Progress

Published in: GIA Reader, Vol 17, No 2 (Summer 2006)

Dudley Cocke

These thoughts were sparked by attending the Council on Foundations 57th Annual Conference, "Philanthropy: Investing in the Vision of Progress." I was especially engaged by the plenary remarks of George Soros and Newt Gingrich.

Those holding economic power in the U.S. are mightily concerned about whether the U.S. will have the talent to compete successfully in the new global economy. Worried about problems such as our broken education system and our extraordinarily high rates of incarceration, some of the economic elite have already decided that the U.S. will soon lose its competitive edge, and consequently have begun re-thinking their national orientation. Many more accept that the divide between rich and poor will continue to widen with globalization, creating an ever-larger U.S. underclass. In this scenario, most of our grandchildren will be significantly worse off economically than we are, inheriting a standard of living 30-40 percent poorer than that which we presently enjoy.

In April 1964, President Lyndon Johnson launched the War on Poverty from the humble porch of the Fletcher family in Inez, Kentucky. It came as a shock, then, to many Americans that by far the largest number of poor people in the United States were white. In the central Appalachian coalfields of southern West Virginia, eastern Kentucky, and southwestern Virginia, the persistently high poverty rates were a direct result of sixty years of absentee ownership of the region by national corporations. Economically, central Appalachia had become a mineral colony, a rich land of poor people with all the telltale signs of colonization — a discounted workforce, a natural environment regarded by its absentee owners as a commodity, a population with such low self-esteem that it was unable to implicate itself in its own plight and thereby unable to adequately defend itself. Beginning in the late 1960s, as ownership of its land and natural resources began shifting from national corporations to transnational conglomerates such as Exxon and Royal Dutch Shell, central Appalachia started to become the first large area of the United States to experience globalization.

In 1969, eighty miles from the Fletcher's porch in Inez, a multi-media organization that would come to be known as Appalshop (for Appalachian Workshop) was beginning to be organized by local youth in their teens and early twenties. In the course of the next three-plus decades, Appalshop would create the largest single body of work about its place and people in each of its major production divisions: 189 documentary films, 95 music and spoken word recordings, and 53 original plays. All this production would have in common a rendering of the Appalachian experience from an insider's perspective — and a commitment on the part of Appalshop's artists and managers to link the Appalachian story to the stories of others elsewhere struggling with stark inequities.

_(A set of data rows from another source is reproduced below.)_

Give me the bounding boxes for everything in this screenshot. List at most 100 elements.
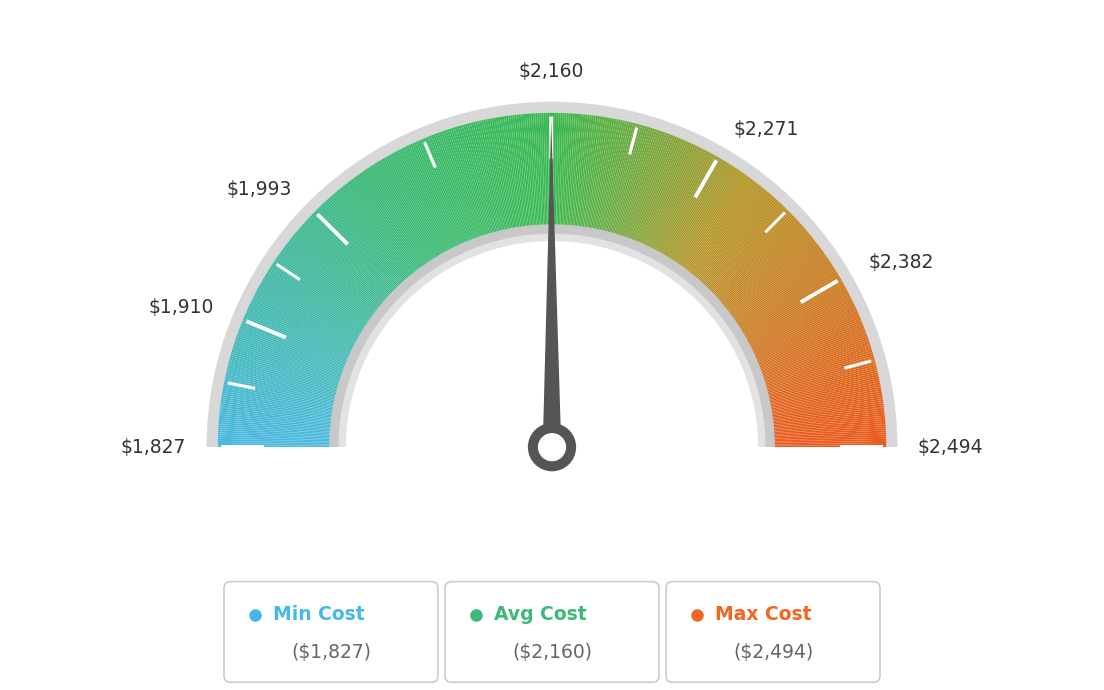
Wedge shape — [752, 352, 873, 389]
Wedge shape — [656, 157, 721, 268]
Wedge shape — [258, 286, 370, 348]
Wedge shape — [477, 121, 507, 244]
Wedge shape — [227, 366, 350, 398]
Wedge shape — [605, 124, 639, 246]
Wedge shape — [744, 320, 862, 369]
Wedge shape — [517, 115, 531, 240]
Wedge shape — [224, 380, 348, 407]
Wedge shape — [321, 204, 410, 297]
Wedge shape — [325, 201, 412, 295]
Wedge shape — [319, 206, 407, 298]
Wedge shape — [310, 215, 402, 304]
Wedge shape — [498, 117, 520, 242]
Wedge shape — [243, 318, 360, 368]
Wedge shape — [606, 124, 641, 247]
Wedge shape — [604, 124, 637, 246]
Wedge shape — [678, 180, 755, 282]
Wedge shape — [340, 187, 422, 286]
Wedge shape — [679, 183, 758, 284]
Wedge shape — [235, 340, 355, 382]
Wedge shape — [223, 384, 348, 409]
Wedge shape — [752, 354, 873, 391]
Wedge shape — [614, 128, 654, 249]
Wedge shape — [232, 350, 353, 388]
Wedge shape — [374, 163, 443, 270]
FancyBboxPatch shape — [224, 582, 438, 682]
Wedge shape — [758, 413, 884, 428]
Wedge shape — [735, 288, 847, 349]
Wedge shape — [229, 362, 351, 395]
Wedge shape — [716, 242, 817, 321]
Wedge shape — [287, 242, 388, 321]
Wedge shape — [350, 179, 427, 282]
Wedge shape — [353, 177, 429, 279]
Text: $2,494: $2,494 — [917, 437, 984, 457]
Wedge shape — [565, 113, 575, 239]
Wedge shape — [224, 378, 349, 406]
Wedge shape — [312, 213, 404, 302]
Wedge shape — [749, 338, 869, 380]
Wedge shape — [217, 437, 344, 442]
Wedge shape — [252, 297, 367, 355]
Wedge shape — [524, 114, 537, 240]
Wedge shape — [272, 263, 379, 333]
Wedge shape — [598, 121, 629, 245]
Wedge shape — [734, 286, 846, 348]
Wedge shape — [650, 152, 711, 264]
Wedge shape — [323, 202, 411, 295]
Wedge shape — [648, 150, 708, 263]
Wedge shape — [747, 334, 868, 378]
Wedge shape — [220, 405, 346, 422]
Wedge shape — [649, 151, 710, 264]
Wedge shape — [368, 167, 438, 274]
Wedge shape — [575, 115, 592, 241]
Wedge shape — [326, 199, 413, 294]
Wedge shape — [259, 284, 370, 347]
Wedge shape — [581, 116, 601, 242]
Wedge shape — [315, 210, 405, 301]
Wedge shape — [380, 159, 446, 269]
Wedge shape — [508, 115, 526, 241]
Wedge shape — [277, 256, 381, 329]
Wedge shape — [755, 376, 879, 404]
Wedge shape — [740, 305, 856, 359]
Wedge shape — [559, 113, 564, 239]
Wedge shape — [692, 201, 779, 295]
Wedge shape — [329, 224, 775, 447]
Wedge shape — [457, 126, 493, 248]
Wedge shape — [479, 121, 508, 244]
Text: ($2,160): ($2,160) — [512, 642, 592, 662]
Text: $1,993: $1,993 — [227, 180, 293, 199]
Text: $2,382: $2,382 — [868, 253, 934, 273]
Wedge shape — [682, 187, 764, 286]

Appalshop's experience with globalization teaches that the fight for economic justice is best located in particular landscapes and communities. With this grounding, complex corporate financial ownership arrangements have the best chance of being discerned. We've also learned that citizens and their local leaders must be realists about human nature, sufficiently skeptical of their own motives as well as those of their absentee antagonists.

In his conference remarks, George Soros explained the thesis of his forthcoming book, The Age of Fallibility, in which he writes:

Markets, especially financial markets, have become global, but the institutions that are needed for a society to flourish, or even to survive, have not. Political arrangements are based on the sovereignty of states; they are not sufficient to take care of the collective interests of humanity, such as peace, security, the environment, social justice, and even the stability of financial markets.

Based on central Appalachia's experience of globalization, the opportunity to realize the collective interests of humanity to which Mr. Soros refers lies not in the realm of a new (and indefinite) hierarchal world order, but more in the spirit of the prescription spelled out by Confucius 2,500 years ago:

The men of old wanting to clarify and diffuse throughout the empire that light which comes from looking straight into the heart and then acting, first set up good government in their own states; wanting good government in their states, they first established order in their own families; wanting order in the home, they first disciplined themselves; desiring self-discipline, they rectified their own hearts; and wanting to rectify their hearts, they sought precise verbal definitions of their inarticulate thoughts [the tones given off by the heart]; wishing to attain precise verbal definitions, they set to extend their knowledge to the utmost.

Here's hoping that conservatives such as Newt Gingrich will take their themes of personal responsibility, family, and the importance of local life to such a sincere place. As for Appalachia, whose mountains are 850 million years old, 2,500 years ago can seem as present as this morning's light reflecting off Troublesome Creek.

Dudley Cocke is a director of the Bush Foundation, artistic director of Roadside Theater, and interim director of Appalshop.